あれ?? もしかしなくても、こんな閉鎖された場所でブチ切れた鬼と一緒って、私も危険なのでは?
***
(簪視点)
「姫様、私は姫様が降嫁の際にお供出来ませんが、それまではずっとお側におりますよ」
そう言ったのは、生まれた時から仕えている侍女の詩歌。本当に困った時、いの一番に駆けつけて抱き上げてくれる人じゃった。
「姫様の髪は整え甲斐がありますね。今日はどんな髪型にしましょう?」
朝起きると、何故かついてるしつこい髪の癖を笑って整えるもう1人の侍女の奏は、実はお茶を淹れるのが上手じゃった。体に良く無いと怒る詩歌に内緒で「蜂蜜多めじゃ」と頼めば、虫歯の時以外は多めにしてくれた。
「只今戻りました!」
「故郷で祭りがありまして、お土産です」
「お菓子は4人分しか無いんで、今内緒で食べちゃいましょう」
萌、凛太朗、綺羅星は護衛騎士で、休みを取るといつも3人一緒に行動しておった。どこかに遠出しては、妾に土産を買って来てくれた。
皆、死んでしもうた。
妾が、初めて自分で選んだ護衛騎士のせいで。
「朧……どうして裏切った?」
足の力を少しだけ抜く。地面に食い込んだままでは、何か喋っていても聞き取れん。
「……裏切ってなんか、いませんよ……。俺は、貴女を主と思った事が無いんでね」
妾の角に驚いていた表情が、徐々に変化する。
獰猛な目、釣り上がる口角。
この本性を見破れんかった自分が、恥ずかしてたまらない。
柊恩寺家の子は、5歳になると分家から騎士を集める。そしてその中から自分の護衛を選ぶ。

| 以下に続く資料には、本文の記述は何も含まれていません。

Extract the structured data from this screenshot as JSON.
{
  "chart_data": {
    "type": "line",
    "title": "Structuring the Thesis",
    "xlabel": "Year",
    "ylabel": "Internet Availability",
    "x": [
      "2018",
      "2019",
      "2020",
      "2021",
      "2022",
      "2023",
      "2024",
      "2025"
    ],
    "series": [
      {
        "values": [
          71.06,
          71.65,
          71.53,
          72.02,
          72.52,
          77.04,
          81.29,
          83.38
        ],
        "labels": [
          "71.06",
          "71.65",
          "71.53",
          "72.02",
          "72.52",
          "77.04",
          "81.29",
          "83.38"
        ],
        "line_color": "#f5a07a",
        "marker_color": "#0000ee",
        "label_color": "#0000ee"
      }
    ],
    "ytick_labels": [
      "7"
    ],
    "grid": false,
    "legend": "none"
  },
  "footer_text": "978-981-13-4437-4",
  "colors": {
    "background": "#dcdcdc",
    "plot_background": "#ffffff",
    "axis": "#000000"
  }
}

朧を選んだ理由は、真っ直ぐで優しい目を持っておったからじゃ。
「でもそんな簡単な質問なら、七夜月様に聞けば良いでしょう。彼女は、千里眼で見たのでしょうから」
「妾は、己の耳で聞き目で判断する」
だから、まだ殺さない。
煮えたぎるような怒。ただ怒っただけでは現れない角は抑えられずとも、それは耐える。
「……チッ」
少し間を置いて聞こえた舌打ちに、言葉が続いた。